Çalak’ın önerileri ışığında, kıskançlık ve öfkeyi yönetmek için şu adımlar uygulanabilir:

  • Farkındalık: Kıskançlığın kaynağını (örneğin, yetersizlik hissi veya terk edilme korkusu) anlamak, öfkeyi azaltır. Çalak, duyguları gözlemlemeyi önerir (s. 81).
    • Örnek: Eşinizin bir iş arkadaşına yakınlığına öfkeleniyorsanız, bu öfkenin kendi güvensizliğinizden kaynaklanıp kaynaklanmadığını sorgulayın.
  • İletişim: Kıskançlığı açıkça ifade etmek, öfkenin yıkıcı hale gelmesini önler.
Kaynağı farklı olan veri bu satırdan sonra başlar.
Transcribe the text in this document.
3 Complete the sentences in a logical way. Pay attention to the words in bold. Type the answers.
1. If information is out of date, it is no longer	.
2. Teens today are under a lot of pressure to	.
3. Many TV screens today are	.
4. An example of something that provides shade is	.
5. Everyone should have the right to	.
Çalak, sevgiyle iletişimin önemini vurgular (s. 76).
    • Örnek: Öfkeyle suçlamak yerine, “Senin başkasıyla yakın olman beni rahatsız ediyor” diyerek duygularınızı paylaşın.
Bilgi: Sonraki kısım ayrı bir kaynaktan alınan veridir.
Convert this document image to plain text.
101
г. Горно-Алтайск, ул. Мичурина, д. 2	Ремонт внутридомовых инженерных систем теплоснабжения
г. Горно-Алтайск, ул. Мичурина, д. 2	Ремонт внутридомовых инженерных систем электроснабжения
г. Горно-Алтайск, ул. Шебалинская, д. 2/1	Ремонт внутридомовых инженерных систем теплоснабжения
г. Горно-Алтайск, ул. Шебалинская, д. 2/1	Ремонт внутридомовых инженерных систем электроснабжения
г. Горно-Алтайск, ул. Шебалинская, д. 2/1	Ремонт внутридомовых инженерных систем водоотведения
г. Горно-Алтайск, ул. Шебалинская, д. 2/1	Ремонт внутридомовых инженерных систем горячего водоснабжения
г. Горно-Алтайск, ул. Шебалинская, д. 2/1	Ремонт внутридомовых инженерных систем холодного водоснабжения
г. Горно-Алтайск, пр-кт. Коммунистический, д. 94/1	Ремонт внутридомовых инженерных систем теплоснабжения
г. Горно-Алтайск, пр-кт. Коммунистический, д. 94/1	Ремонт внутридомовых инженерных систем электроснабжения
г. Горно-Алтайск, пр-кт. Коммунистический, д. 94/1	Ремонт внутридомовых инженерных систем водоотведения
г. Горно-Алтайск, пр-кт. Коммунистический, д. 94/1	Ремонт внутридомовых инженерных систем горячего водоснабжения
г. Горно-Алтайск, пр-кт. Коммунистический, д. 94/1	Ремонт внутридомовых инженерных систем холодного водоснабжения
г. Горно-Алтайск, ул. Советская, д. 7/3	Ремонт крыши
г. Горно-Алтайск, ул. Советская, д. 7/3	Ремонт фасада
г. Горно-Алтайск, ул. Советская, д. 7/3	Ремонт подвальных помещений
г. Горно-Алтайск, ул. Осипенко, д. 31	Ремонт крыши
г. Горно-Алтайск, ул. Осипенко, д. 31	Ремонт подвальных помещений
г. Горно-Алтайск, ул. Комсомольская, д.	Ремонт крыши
  • Öz-değer Geliştirme: Çalak, kendi yeterliliklerini artırmanın kıskançlığı azalttığını belirtir (s. 75). Öfke, kendi değerinize odaklanarak yatışabilir.
    • Örnek: Bir rakibin başarısına kıskanıyorsanız, kendi hedeflerinize odaklanarak öfkeyi motivasyona çevirin.

Sonuç

Kıskançlık ve öfke, Çalak’ın İçimizdeki Magma: Haset kitabında, sevgi nesnesini kaybetme korkusunun öfkeye dönüşmesiyle bağlantılı olarak ele alınır. Kıskançlık, üçlü bir dinamikle öfkeyi tetikler ve bu öfke, cinsiyet dinamikleri (kadınlarda sahiplenme, erkeklerde kontrol) ve toplumsal bağlamla şekillenir. Çalak’ın sevgi odaklı dönüşüm önerisi, kıskançlık ve öfkenin yapıcı bir güce çevrilebileceğini gösterir; ancak diziler genellikle yıkıcı yönleri vurgular. Farkındalık, iletişim ve öz-değer, bu duyguları dönüştürmenin anahtarıdır.